Henley recalled how when he inducted Newman in to the Rock & Roll Hall of Fame in 2013 he noted that though Newman had been born in Los Angeles he spent many boyhood summers in New Orleans and that the Southern melting pot had an impact on his music. That is absolutely evident on Dark Matter – perhaps the most appropriately titled Newman album ever! There is music hall, light opera, touches of Stephen Foster and, occasionally rock ‘n’ roll. This some of the most sophisticated music we are likely to hear this year.
Dark Matter was recorded in Los Angeles and produced by long-time Newman collaborator Lenny Waronker, along with Mitchell Froom and David Boucher. The small studio ensemble includes Matt Chamberlain on drums, David Piltch on bass, Blake Mills on guitar with Mitchell Froom offering additional keyboard. It is the perfect combination for a recording where the voice and lyrics are foremost and it can also handle Newman’s musical twists and turns.
I keep thinkIng of the album as the soundtrack to a film of a novel such as John Kennedy Toole’s Confederacy of The Dunces or the music to a hit Broadway show.
The album’s nine songs, which include the scathing ‘Putin’ – released during the 2016 Presidential election campaign and hardly likely to endear him to Mr Trump – cover the full gamut of politics, religion, relatives, the blues and the complexities of modern life.
Of course, humour has been one of the major elements of Newman’s work since he began writing songs in the 1960s. ‘Old Kentucky Home’ released in 1970 – and also recorded by Ry Cooder as ‘My Old Kentucky Home (Turpentine & Dandelion Wine)’ for his 1970 self-titled album – was a backhander to the South that might have got Newman into some trouble.
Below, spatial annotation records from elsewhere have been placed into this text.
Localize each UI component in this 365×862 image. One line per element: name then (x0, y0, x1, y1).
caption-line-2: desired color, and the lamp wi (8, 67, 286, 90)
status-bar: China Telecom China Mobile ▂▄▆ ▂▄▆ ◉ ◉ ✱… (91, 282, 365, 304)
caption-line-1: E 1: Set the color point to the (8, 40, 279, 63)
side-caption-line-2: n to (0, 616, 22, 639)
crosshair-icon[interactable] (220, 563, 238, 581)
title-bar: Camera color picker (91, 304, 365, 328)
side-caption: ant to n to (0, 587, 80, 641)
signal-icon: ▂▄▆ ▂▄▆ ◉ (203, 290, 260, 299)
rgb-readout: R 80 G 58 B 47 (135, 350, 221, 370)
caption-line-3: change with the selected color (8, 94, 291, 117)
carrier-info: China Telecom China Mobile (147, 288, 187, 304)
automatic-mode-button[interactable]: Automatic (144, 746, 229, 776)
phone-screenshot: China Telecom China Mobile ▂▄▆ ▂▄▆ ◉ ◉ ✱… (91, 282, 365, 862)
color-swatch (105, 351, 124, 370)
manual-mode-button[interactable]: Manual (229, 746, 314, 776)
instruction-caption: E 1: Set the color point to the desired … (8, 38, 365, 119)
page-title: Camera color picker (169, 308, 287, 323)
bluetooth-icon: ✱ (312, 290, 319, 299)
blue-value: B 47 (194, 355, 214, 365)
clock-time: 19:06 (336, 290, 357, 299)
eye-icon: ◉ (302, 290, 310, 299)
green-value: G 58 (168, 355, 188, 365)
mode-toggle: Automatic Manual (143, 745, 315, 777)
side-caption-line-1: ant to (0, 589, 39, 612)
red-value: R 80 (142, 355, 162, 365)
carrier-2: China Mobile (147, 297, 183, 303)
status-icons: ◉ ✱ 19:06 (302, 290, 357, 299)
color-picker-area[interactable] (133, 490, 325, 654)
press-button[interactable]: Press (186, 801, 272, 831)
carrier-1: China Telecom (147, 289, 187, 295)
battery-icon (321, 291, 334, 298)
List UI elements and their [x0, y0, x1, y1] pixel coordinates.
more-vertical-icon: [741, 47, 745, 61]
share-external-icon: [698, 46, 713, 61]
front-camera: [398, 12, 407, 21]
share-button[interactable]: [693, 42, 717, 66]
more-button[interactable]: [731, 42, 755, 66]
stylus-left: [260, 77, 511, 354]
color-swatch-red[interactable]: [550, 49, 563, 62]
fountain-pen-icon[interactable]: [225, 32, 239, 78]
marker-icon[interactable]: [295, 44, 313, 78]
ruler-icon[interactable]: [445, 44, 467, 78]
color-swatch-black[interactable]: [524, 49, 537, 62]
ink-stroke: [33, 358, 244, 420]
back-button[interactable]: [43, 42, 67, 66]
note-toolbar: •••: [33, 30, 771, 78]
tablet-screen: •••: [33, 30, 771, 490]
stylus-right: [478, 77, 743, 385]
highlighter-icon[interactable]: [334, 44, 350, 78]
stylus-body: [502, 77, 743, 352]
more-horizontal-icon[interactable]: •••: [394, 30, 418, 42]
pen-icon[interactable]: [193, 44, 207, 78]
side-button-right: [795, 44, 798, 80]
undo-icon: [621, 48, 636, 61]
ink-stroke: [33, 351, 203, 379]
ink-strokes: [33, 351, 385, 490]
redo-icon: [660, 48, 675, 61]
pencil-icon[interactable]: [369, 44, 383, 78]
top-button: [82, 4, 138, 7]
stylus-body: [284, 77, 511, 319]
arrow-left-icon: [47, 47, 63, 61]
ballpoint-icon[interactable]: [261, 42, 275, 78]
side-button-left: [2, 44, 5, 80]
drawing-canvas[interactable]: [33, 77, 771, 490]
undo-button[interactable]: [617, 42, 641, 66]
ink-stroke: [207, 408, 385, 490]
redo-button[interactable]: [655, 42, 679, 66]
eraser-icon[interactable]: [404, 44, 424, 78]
I recall seeing Newman at Jazz Fest performing ‘Rednecks’ (originally on the 1974 album Good Old Boys) and being amazed that some people thought he was serious and booed him! (They were definitely rednecks). Ironically, it was the song ‘Short People’ that got him into the most trouble!
Nearly fifty years after his first album Newman has lost none of his biting wit! It is guaranteed to have him barred from the Christmas card list of both Trump and Putin and I imagine Newman would be delighted at that result. If 2008’s Harps and Angels was, as claimed, a sardonic send-off to the Bush era, Dark Matter is a frightening greeting to the next four years.
The ‘cinematic’ scope of Newman’s music can be heard from the opening song ‘The Great Debate’ which sprawls across eight minutes and encapsulates almost everything about what Newman does. One can only wonder what the film clip might be like! It is almost a mini-opera in execution and you can sense how Newman uses his skills as a renowned composer of music for films to craft his songs (in fact the word ‘song’ hardly seem adequate for some of these marvelous stories).
‘Brothers,’ which follows, is ostensibly a song about the Kennedys but morphs into a tribute to Cuban music in a style that is reminiscent of Van Dyke Parks. The operatic ‘Putin’ recalls ‘Political Science’ but is even more mocking in tone (Vlad will not be impressed). The jaunty ‘It’s A Jungle Out There’ might be a handbook for modern times as he sings wryly, ‘You know what’s in the water that you drink? Well I do and it’s amazing.’ It doesn’t get any cheerier. ‘Sonny Boy’ is about the bluesman’s stolen identity.
Then there is the other side of Newman, who like a lot of comedians uses his humour to disguise deeper thoughts – the really dark matter. ‘On The Beach’ is paean to the idyllic days of youth. ‘She Chose Me’ is gently self-deprecating. ‘Lost Without You,’ the story of a widower’s children visiting their mother for the final time is even sadder than the title suggests. ‘Wandering Boy’ finds Newman solo at the piano singing about his prodigal son. (“If you see him, lead him toward the light”).
Like the superb new David Rawlings album Poor David’s Almanack, Dark Matter seems like it has emerged from another era – one where truly great songwriting still matters. Wonderful.